Today I got an email from a Washington D.C.-based communications manager for WalletHub who objected to the way I characterized the report. She wanted to stress to me that the reports aren’t biased:

I should note that my criticism of WalletHub’s report wasn’t based on some accusation of bias.

I don’t think WalletHub is harboring, in their corporate ranks, an anti-North Dakota animus. They’re a company in the business of getting people signed up for credit cards (which I guess you can describe, kinda sorta, as “helping people stay on top of their finances”), and they’re producing these state ranking “reports” as a way to lure content-thirsty reporters into writing articles that mention WalletHub and perhaps even link to WalletHub’s website.

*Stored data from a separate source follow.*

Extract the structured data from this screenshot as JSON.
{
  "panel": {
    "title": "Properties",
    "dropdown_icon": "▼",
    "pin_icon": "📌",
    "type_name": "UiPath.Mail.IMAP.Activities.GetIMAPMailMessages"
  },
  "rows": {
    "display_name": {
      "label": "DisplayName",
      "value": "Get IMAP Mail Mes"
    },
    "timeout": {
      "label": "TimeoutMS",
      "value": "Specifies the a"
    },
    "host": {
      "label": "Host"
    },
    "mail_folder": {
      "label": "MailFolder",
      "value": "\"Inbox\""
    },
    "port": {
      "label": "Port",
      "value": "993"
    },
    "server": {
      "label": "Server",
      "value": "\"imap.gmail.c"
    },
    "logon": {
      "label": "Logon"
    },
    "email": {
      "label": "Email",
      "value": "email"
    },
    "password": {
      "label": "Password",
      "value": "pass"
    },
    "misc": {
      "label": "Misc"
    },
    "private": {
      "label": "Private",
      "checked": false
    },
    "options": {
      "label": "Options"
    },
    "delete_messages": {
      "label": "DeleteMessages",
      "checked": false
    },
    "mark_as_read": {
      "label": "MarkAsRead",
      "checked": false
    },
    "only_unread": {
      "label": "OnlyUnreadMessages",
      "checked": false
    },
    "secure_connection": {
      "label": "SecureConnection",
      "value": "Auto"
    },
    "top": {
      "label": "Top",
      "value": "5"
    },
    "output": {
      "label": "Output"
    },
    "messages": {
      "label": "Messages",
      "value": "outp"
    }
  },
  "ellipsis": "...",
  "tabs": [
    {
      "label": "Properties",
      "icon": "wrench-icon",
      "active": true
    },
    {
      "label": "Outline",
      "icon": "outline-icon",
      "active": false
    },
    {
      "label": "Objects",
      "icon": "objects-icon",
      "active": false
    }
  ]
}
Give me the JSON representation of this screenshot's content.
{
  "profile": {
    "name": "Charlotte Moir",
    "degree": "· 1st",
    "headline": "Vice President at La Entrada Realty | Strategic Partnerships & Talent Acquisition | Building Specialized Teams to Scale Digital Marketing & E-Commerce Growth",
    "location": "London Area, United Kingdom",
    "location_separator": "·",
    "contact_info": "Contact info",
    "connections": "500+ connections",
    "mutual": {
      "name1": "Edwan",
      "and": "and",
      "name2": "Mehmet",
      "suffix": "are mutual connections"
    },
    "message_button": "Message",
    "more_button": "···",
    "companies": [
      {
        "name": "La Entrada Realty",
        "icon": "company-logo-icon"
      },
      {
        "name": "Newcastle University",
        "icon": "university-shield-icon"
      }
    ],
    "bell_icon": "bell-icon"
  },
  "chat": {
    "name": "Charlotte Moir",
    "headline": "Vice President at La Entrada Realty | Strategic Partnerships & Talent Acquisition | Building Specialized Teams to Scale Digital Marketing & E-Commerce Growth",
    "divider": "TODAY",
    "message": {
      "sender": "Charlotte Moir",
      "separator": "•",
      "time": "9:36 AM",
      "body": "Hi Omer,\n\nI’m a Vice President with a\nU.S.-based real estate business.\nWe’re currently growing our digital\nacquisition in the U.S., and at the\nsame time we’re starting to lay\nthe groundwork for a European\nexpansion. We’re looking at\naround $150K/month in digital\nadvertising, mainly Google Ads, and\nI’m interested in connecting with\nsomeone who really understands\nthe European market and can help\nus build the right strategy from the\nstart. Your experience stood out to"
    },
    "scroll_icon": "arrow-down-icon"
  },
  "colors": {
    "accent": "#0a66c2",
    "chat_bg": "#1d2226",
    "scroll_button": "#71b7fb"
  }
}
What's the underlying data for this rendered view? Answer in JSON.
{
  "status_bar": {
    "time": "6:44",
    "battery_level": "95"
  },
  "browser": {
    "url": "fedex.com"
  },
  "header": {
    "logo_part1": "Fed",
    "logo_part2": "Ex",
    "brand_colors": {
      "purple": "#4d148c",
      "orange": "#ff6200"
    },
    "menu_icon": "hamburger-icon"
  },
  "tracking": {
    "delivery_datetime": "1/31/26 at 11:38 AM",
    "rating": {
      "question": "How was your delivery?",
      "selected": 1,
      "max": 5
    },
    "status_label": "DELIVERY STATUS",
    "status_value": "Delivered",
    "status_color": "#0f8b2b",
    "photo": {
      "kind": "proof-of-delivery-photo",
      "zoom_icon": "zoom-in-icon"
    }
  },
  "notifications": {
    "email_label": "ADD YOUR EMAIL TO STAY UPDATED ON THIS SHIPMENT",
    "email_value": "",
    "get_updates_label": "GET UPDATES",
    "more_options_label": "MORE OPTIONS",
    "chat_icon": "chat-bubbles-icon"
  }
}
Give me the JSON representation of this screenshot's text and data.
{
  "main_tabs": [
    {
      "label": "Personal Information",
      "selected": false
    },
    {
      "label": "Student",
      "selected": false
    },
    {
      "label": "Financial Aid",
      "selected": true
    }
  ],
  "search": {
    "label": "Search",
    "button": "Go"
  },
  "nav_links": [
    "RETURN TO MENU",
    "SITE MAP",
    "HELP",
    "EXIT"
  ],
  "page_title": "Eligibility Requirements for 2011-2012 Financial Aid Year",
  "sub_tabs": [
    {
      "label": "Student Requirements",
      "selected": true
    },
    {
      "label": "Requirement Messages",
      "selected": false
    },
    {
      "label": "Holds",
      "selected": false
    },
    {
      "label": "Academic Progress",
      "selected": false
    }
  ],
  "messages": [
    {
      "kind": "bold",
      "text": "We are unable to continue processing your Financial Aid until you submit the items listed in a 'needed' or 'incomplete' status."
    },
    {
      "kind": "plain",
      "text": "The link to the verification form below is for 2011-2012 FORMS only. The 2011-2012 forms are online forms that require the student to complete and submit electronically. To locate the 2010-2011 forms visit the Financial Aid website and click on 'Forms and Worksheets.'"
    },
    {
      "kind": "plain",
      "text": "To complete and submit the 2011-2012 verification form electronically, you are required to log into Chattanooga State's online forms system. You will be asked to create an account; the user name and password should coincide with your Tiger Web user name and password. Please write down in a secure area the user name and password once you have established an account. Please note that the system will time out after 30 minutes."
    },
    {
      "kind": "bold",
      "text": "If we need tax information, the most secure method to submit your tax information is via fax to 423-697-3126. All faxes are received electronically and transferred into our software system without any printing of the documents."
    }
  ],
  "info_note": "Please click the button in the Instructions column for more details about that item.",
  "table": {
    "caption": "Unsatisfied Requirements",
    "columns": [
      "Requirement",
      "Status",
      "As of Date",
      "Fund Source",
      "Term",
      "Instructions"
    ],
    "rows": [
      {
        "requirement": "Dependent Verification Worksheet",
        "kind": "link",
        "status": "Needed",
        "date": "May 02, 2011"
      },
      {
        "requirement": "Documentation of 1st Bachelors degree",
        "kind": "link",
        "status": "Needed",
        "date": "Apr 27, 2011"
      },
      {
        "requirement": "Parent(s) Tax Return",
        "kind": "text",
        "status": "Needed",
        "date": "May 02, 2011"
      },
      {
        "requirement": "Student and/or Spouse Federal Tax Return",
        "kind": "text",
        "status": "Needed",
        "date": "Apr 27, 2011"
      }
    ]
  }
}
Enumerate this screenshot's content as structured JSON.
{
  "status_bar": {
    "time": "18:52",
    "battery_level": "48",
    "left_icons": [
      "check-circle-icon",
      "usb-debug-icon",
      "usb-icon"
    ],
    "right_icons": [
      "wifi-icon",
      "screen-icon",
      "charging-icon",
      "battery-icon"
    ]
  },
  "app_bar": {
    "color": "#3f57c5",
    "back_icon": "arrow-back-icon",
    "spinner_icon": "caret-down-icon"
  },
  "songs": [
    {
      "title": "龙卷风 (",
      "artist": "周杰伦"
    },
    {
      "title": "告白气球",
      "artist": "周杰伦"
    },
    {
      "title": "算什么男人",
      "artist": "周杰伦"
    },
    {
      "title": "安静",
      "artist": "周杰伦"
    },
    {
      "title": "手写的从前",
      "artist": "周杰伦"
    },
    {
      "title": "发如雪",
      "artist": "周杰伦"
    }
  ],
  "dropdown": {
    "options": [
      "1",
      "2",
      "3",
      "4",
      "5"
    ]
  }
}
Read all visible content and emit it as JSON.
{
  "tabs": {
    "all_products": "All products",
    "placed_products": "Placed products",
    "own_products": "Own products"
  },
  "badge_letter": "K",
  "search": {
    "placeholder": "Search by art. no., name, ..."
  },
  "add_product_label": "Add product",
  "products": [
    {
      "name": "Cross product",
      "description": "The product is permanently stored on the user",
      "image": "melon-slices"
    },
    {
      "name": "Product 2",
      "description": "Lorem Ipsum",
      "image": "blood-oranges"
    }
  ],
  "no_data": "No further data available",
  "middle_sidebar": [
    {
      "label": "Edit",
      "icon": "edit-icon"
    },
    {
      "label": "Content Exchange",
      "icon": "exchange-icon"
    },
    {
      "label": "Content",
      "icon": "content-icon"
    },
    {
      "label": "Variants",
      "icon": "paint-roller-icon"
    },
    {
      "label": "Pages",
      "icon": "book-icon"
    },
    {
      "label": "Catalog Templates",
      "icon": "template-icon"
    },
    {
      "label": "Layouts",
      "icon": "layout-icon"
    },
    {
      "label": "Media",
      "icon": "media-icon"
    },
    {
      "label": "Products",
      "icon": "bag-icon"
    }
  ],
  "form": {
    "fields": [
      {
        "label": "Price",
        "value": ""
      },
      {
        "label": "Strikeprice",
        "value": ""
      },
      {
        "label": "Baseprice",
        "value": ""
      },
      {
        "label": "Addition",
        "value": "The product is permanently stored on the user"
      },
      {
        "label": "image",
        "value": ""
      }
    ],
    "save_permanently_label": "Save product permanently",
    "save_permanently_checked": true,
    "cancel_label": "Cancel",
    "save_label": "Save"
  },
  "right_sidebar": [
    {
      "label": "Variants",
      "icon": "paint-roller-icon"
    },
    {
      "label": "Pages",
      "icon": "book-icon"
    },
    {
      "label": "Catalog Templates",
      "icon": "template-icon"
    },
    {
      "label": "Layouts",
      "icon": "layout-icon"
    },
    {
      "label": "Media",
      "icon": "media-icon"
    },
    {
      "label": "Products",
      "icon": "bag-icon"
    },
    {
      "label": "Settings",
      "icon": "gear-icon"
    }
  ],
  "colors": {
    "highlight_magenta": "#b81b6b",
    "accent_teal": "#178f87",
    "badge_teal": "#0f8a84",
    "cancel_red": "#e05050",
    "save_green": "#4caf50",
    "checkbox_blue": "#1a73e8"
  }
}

It’s a marketing ploy. The claim that the “sole purpose” is “informing and educating our readers on various topics” is ridiculous on its face.

In summary, these reports are not biased. But they are very stupid.

Stupid because the criteria for these reports are arbitrary, and the analysis is shallow.

Stupid also because the companies like WalletHub (and NerdWallet and Insurify, etc., etc.) produce them as a way to market themselves, yet they have real world consequences.

In this particular instance, consider that North Dakota has been fighting a pitched battle to overcome the widespread perception that our state is boring, desolate, and frozen most of the time. While the weather is extreme, and our smaller communities aren’t everyone’s cup of tea, that impression is unfair for all of the reasons I mentioned in my column.

I’m not just talking about tourism, either. North Dakota’s economic prosperity is being held back by chronic shortages in our pool of available workers. UND economist David Flynn wrote about it today, in fact: “It obviously seems counterintuitive to think about unemployment being too low. However, when viewed as a capacity constraint on economic activity I think it starts to make more sense and represent a potentially real break on the economy and what it can do as far as growth.”

We need people to come to North Dakota and take advantage of the opportunities we have here. We need them to put down roots and enrich our communities with their culture and commerce. That’s harder when our news media is picking up what amount to spam listicles that, based on dumb metrics like fitness-centers-per-capita, conclude that North Dakota isn’t “fun.”

WalletHub should find a better way to sign people up for Visa cards.